Not as common, TTP can be another contributing phenomenon in SLE patients with thrombocytopenia. Unlike SLE-associated ITP, TTP is a life-threatening TMA that is typically defined by a low von Willebrand factor cleaving proteinase called ADAMTS13. Levels of <10% are diagnostic. ⁷ However, there is evidence of acquired TTP that can be caused by development of von Willebrand multimers that overwhelm a patient with normal levels of ADAMTS13. ⁸ TTP occurs when platelet-rich microthrombi form in blood vessels contributing to overall thrombocytopenia, which then leads to anemia by shearing of erythrocytes along these microthrombi in the blood vessels. It has a mortality rate as high as 5% to 16% with almost half of the cases resulting in a relapse. ⁷ Thus, early identification and treatment is key. Several scores have been derived to help with clinical diagnosis of this deadly condition including the Bentley score and the PLASMIC score; however, these are only to guide clinicians.^9,10 This condition can lead to ischemic-related end-organ damage from seating of thrombi in vessels. Schistocytes are often identified on peripheral smear, an indication of MAHA seen in TTP. ¹¹ Patients may present with signs of visceral organ involvement with the central nervous system first to be affected. Signs of nervous system involvement can range anywhere from confusion to focal deficits consistent with stroke. Gastrointestinal symptoms and acute renal failure are also common. ⁷ Our patient had all 3 aforementioned clinical signs of TTP; however, her renal failure was more likely caused by active lupus nephritis. The treatment is emergent PLEX, which our patient received with improvement in platelet count and mental status.
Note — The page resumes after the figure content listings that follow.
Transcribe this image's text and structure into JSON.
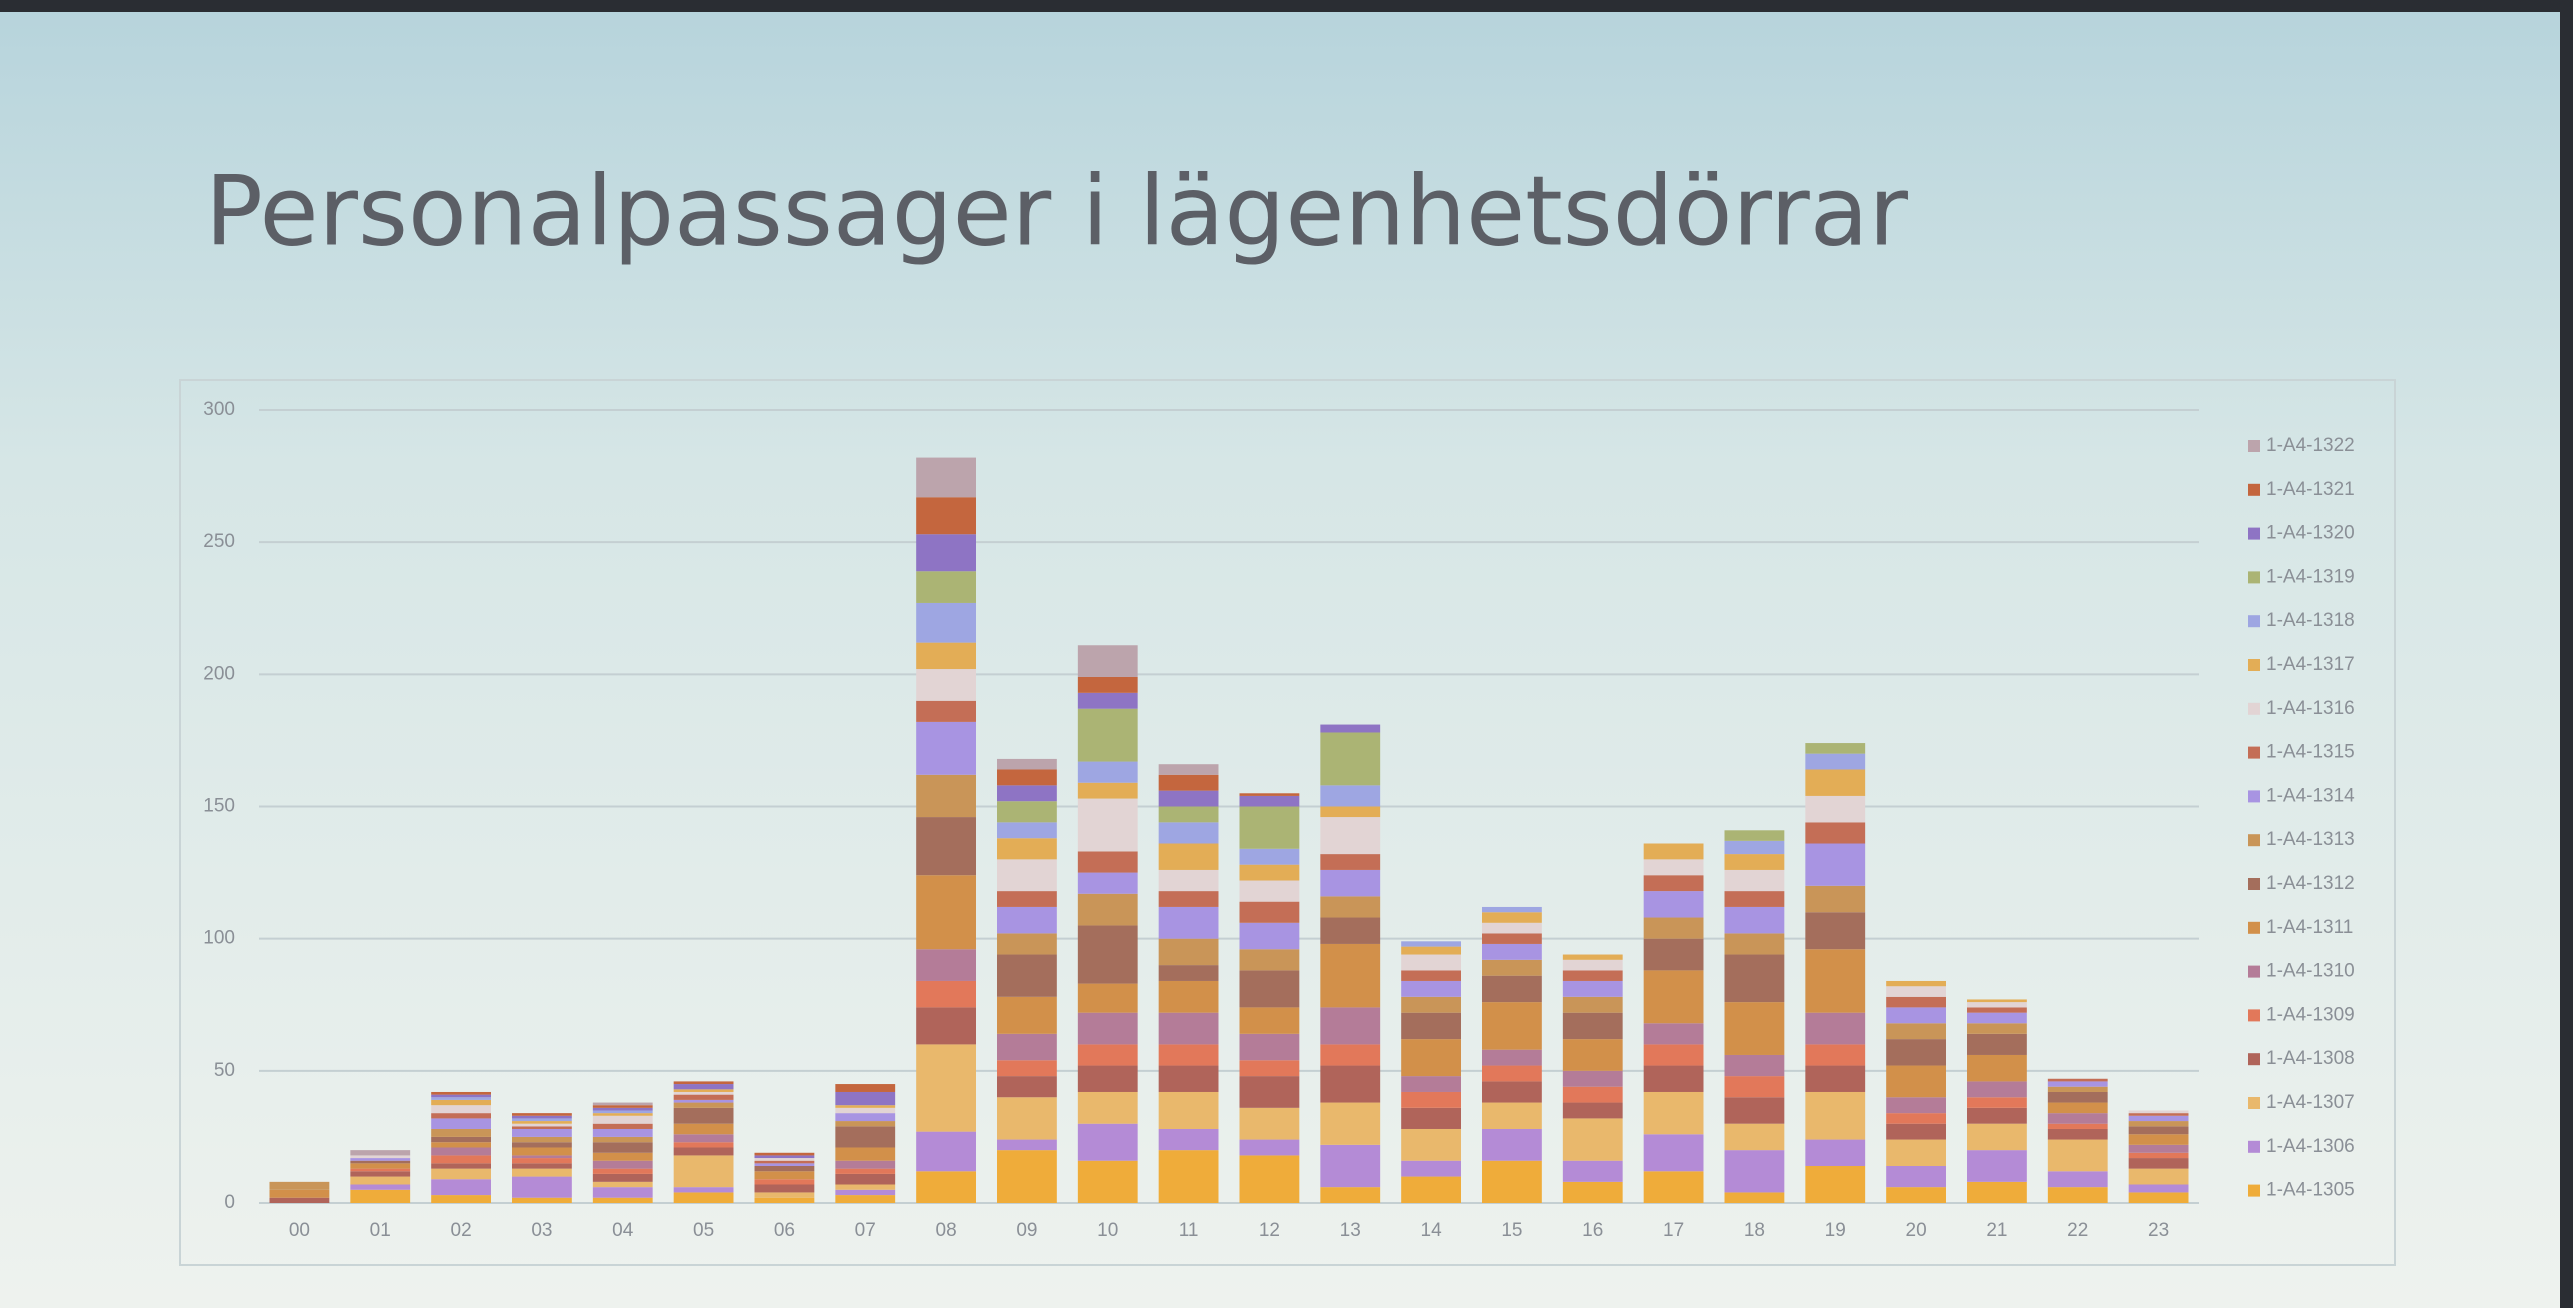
{
  "chart_data": {
    "type": "stacked-bar",
    "title": "Personalpassager i lägenhetsdörrar",
    "categories": [
      "00",
      "01",
      "02",
      "03",
      "04",
      "05",
      "06",
      "07",
      "08",
      "09",
      "10",
      "11",
      "12",
      "13",
      "14",
      "15",
      "16",
      "17",
      "18",
      "19",
      "20",
      "21",
      "22",
      "23"
    ],
    "ylim": [
      0,
      300
    ],
    "yticks": [
      0,
      50,
      100,
      150,
      200,
      250,
      300
    ],
    "grid": true,
    "legend": "right",
    "series": [
      {
        "name": "1-A4-1305",
        "color": "#efac3a",
        "values": [
          0,
          5,
          3,
          2,
          2,
          4,
          2,
          3,
          12,
          20,
          16,
          20,
          18,
          6,
          10,
          16,
          8,
          12,
          4,
          14,
          6,
          8,
          6,
          4
        ]
      },
      {
        "name": "1-A4-1306",
        "color": "#b48bd6",
        "values": [
          0,
          2,
          6,
          8,
          4,
          2,
          0,
          2,
          15,
          4,
          14,
          8,
          6,
          16,
          6,
          12,
          8,
          14,
          16,
          10,
          8,
          12,
          6,
          3
        ]
      },
      {
        "name": "1-A4-1307",
        "color": "#e9b86c",
        "values": [
          0,
          3,
          4,
          3,
          2,
          12,
          2,
          2,
          33,
          16,
          12,
          14,
          12,
          16,
          12,
          10,
          16,
          16,
          10,
          18,
          10,
          10,
          12,
          6
        ]
      },
      {
        "name": "1-A4-1308",
        "color": "#b0645a",
        "values": [
          2,
          2,
          2,
          2,
          3,
          3,
          3,
          4,
          14,
          8,
          10,
          10,
          12,
          14,
          8,
          8,
          6,
          10,
          10,
          10,
          6,
          6,
          4,
          4
        ]
      },
      {
        "name": "1-A4-1309",
        "color": "#e2785a",
        "values": [
          0,
          1,
          3,
          2,
          2,
          2,
          2,
          2,
          10,
          6,
          8,
          8,
          6,
          8,
          6,
          6,
          6,
          8,
          8,
          8,
          4,
          4,
          2,
          2
        ]
      },
      {
        "name": "1-A4-1310",
        "color": "#b47c98",
        "values": [
          0,
          0,
          3,
          1,
          3,
          3,
          0,
          3,
          12,
          10,
          12,
          12,
          10,
          14,
          6,
          6,
          6,
          8,
          8,
          12,
          6,
          6,
          4,
          3
        ]
      },
      {
        "name": "1-A4-1311",
        "color": "#d2904a",
        "values": [
          3,
          2,
          2,
          3,
          3,
          4,
          3,
          5,
          28,
          14,
          11,
          12,
          10,
          24,
          14,
          18,
          12,
          20,
          20,
          24,
          12,
          10,
          4,
          4
        ]
      },
      {
        "name": "1-A4-1312",
        "color": "#a46e5c",
        "values": [
          0,
          1,
          2,
          2,
          4,
          6,
          2,
          8,
          22,
          16,
          22,
          6,
          14,
          10,
          10,
          10,
          10,
          12,
          18,
          14,
          10,
          8,
          4,
          3
        ]
      },
      {
        "name": "1-A4-1313",
        "color": "#c99558",
        "values": [
          3,
          0,
          3,
          2,
          2,
          2,
          0,
          2,
          16,
          8,
          12,
          10,
          8,
          8,
          6,
          6,
          6,
          8,
          8,
          10,
          6,
          4,
          2,
          2
        ]
      },
      {
        "name": "1-A4-1314",
        "color": "#a894e2",
        "values": [
          0,
          1,
          4,
          3,
          3,
          1,
          1,
          3,
          20,
          10,
          8,
          12,
          10,
          10,
          6,
          6,
          6,
          10,
          10,
          16,
          6,
          4,
          2,
          2
        ]
      },
      {
        "name": "1-A4-1315",
        "color": "#c46e56",
        "values": [
          0,
          0,
          2,
          1,
          2,
          2,
          1,
          0,
          8,
          6,
          8,
          6,
          8,
          6,
          4,
          4,
          4,
          6,
          6,
          8,
          4,
          2,
          1,
          1
        ]
      },
      {
        "name": "1-A4-1316",
        "color": "#e2d4d4",
        "values": [
          0,
          1,
          3,
          1,
          3,
          1,
          1,
          2,
          12,
          12,
          20,
          8,
          8,
          14,
          6,
          4,
          4,
          6,
          8,
          10,
          4,
          2,
          0,
          1
        ]
      },
      {
        "name": "1-A4-1317",
        "color": "#e3ad56",
        "values": [
          0,
          0,
          2,
          1,
          1,
          1,
          0,
          1,
          10,
          8,
          6,
          10,
          6,
          4,
          3,
          4,
          2,
          6,
          6,
          10,
          2,
          1,
          0,
          0
        ]
      },
      {
        "name": "1-A4-1318",
        "color": "#9ea6e2",
        "values": [
          0,
          0,
          1,
          1,
          1,
          0,
          0,
          0,
          15,
          6,
          8,
          8,
          6,
          8,
          2,
          2,
          0,
          0,
          5,
          6,
          0,
          0,
          0,
          0
        ]
      },
      {
        "name": "1-A4-1319",
        "color": "#abb474",
        "values": [
          0,
          0,
          0,
          0,
          0,
          0,
          0,
          0,
          12,
          8,
          20,
          6,
          16,
          20,
          0,
          0,
          0,
          0,
          4,
          4,
          0,
          0,
          0,
          0
        ]
      },
      {
        "name": "1-A4-1320",
        "color": "#8e74c4",
        "values": [
          0,
          0,
          1,
          1,
          1,
          2,
          1,
          5,
          14,
          6,
          6,
          6,
          4,
          3,
          0,
          0,
          0,
          0,
          0,
          0,
          0,
          0,
          0,
          0
        ]
      },
      {
        "name": "1-A4-1321",
        "color": "#c4663e",
        "values": [
          0,
          0,
          1,
          1,
          1,
          1,
          1,
          3,
          14,
          6,
          6,
          6,
          1,
          0,
          0,
          0,
          0,
          0,
          0,
          0,
          0,
          0,
          0,
          0
        ]
      },
      {
        "name": "1-A4-1322",
        "color": "#bca4ac",
        "values": [
          0,
          2,
          0,
          0,
          1,
          0,
          0,
          0,
          15,
          4,
          12,
          4,
          0,
          0,
          0,
          0,
          0,
          0,
          0,
          0,
          0,
          0,
          0,
          0
        ]
      }
    ]
  }
}
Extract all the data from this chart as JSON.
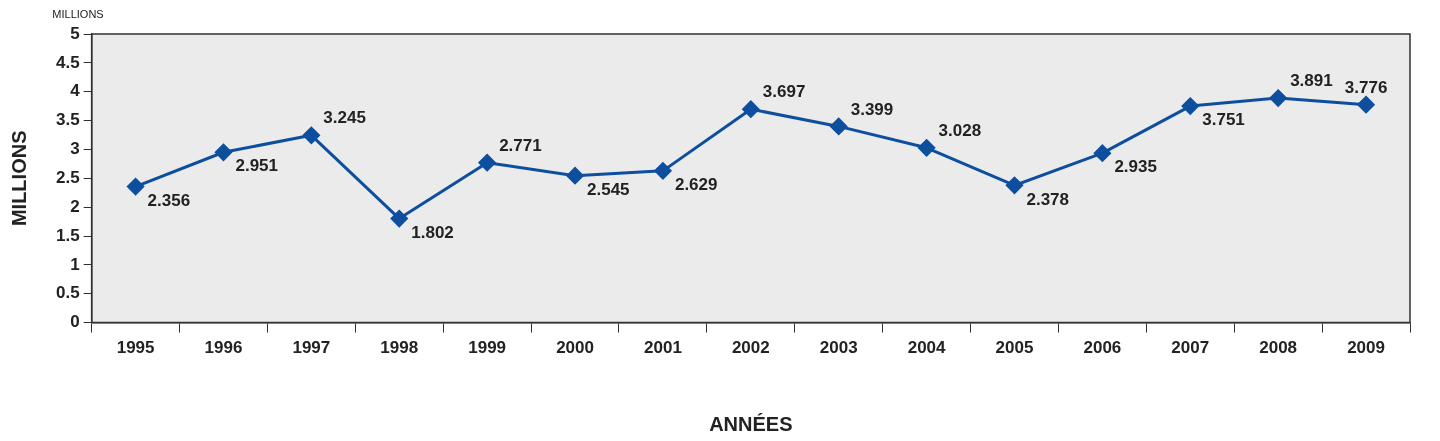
{
  "chart_data": {
    "type": "line",
    "xlabel": "ANNÉES",
    "ylabel": "MILLIONS",
    "annotations": [
      "MILLIONS"
    ],
    "categories": [
      "1995",
      "1996",
      "1997",
      "1998",
      "1999",
      "2000",
      "2001",
      "2002",
      "2003",
      "2004",
      "2005",
      "2006",
      "2007",
      "2008",
      "2009"
    ],
    "series": [
      {
        "color": "#0d4f9e",
        "values": [
          2.356,
          2.951,
          3.245,
          1.802,
          2.771,
          2.545,
          2.629,
          3.697,
          3.399,
          3.028,
          2.378,
          2.935,
          3.751,
          3.891,
          3.776
        ]
      }
    ],
    "ylim": [
      0,
      5
    ],
    "yticks": [
      0,
      0.5,
      1,
      1.5,
      2,
      2.5,
      3,
      3.5,
      4,
      4.5,
      5
    ],
    "grid": false,
    "legend": false,
    "marker": "diamond",
    "line_style": "solid",
    "data_labels": true
  }
}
Complement-mediated hemolytic uremic syndrome, also commonly known as atypical HUS, is another TMA that can present similarly to TTP. It is caused by uncontrolled activation of the alternate complement pathway, which can be genetic or acquired. The typical features of this condition include less severe thrombocytopenia (usually platelets >30 × 10⁹/L), microangiopathic hemolytic anemia, and acute renal failure. ¹² There is usually evidence of TMA on kidney biopsy as the root cause of the patient’s renal failure. ¹² However, our patient’s kidney biopsy was more consistent with active lupus nephritis and did not show any TMA. Similarly, C3 and C4 were both low in the setting of elevated dsDNA antibodies, which was more consistent with a lupus flare than complement activation from the alternate complement pathway, which would typically lead to low C3 but normal C4 levels. ¹² Our patient had elevated LDH, which is expected in MAHA; however, LDH levels in CM-HUS are typically >600 IU/L. ¹³ For these reasons, we diagnosed our patient with a TTP-like MAHA instead of CM-HUS. Nevertheless, in patients where PLEX does not improve or only temporarily improves thrombocytopenia, treatment for CM-HUS with eculizumab should be considered. ¹²

Thrombotic thrombocytopenic purpura and SLE flares have overlapping features adding to the complexity of discerning between the two. Contrary to the accepted diagnostic criteria for TTP, our patient had ADAMTS13 levels of 52% which is mildly low. However, there are documented cases of patients with mildly low to normal ADAMTS13 but developing a TTP-like condition via the mechanism proposed in Franchini et al ⁸ described above. Given the wide number of similar presentations, Blum and Blake have coined the term SLE-associated TTP-like MAHA. ² A study conducted in Japan showed that TTP in patients with connective tissue diseases generally had higher ADAMTS13 levels than in idiopathic TTP thus proposing different pathophysiology behind SLE-associated TTP and idiopathic TTP. ¹⁴ All of which supports this patient having TTP-like MAHA induced by the patient’s SLE.

Conclusion

The significance of this case report is to press the importance of considering TTP-like MAHA in the differential for patients with a history of SLE presenting with anemia, thrombocytopenia, and other clinical signs of TTP. Additionally, ADAMTS13 may be mildly low to normal in these patients making it an easily missed diagnosis and easily confused for CM-HUS. As this is a potentially life-threatening illness, there should be a low threshold for initiating PLEX in patients with a clinical course consistent with SLE-associated TTP-like MAHA.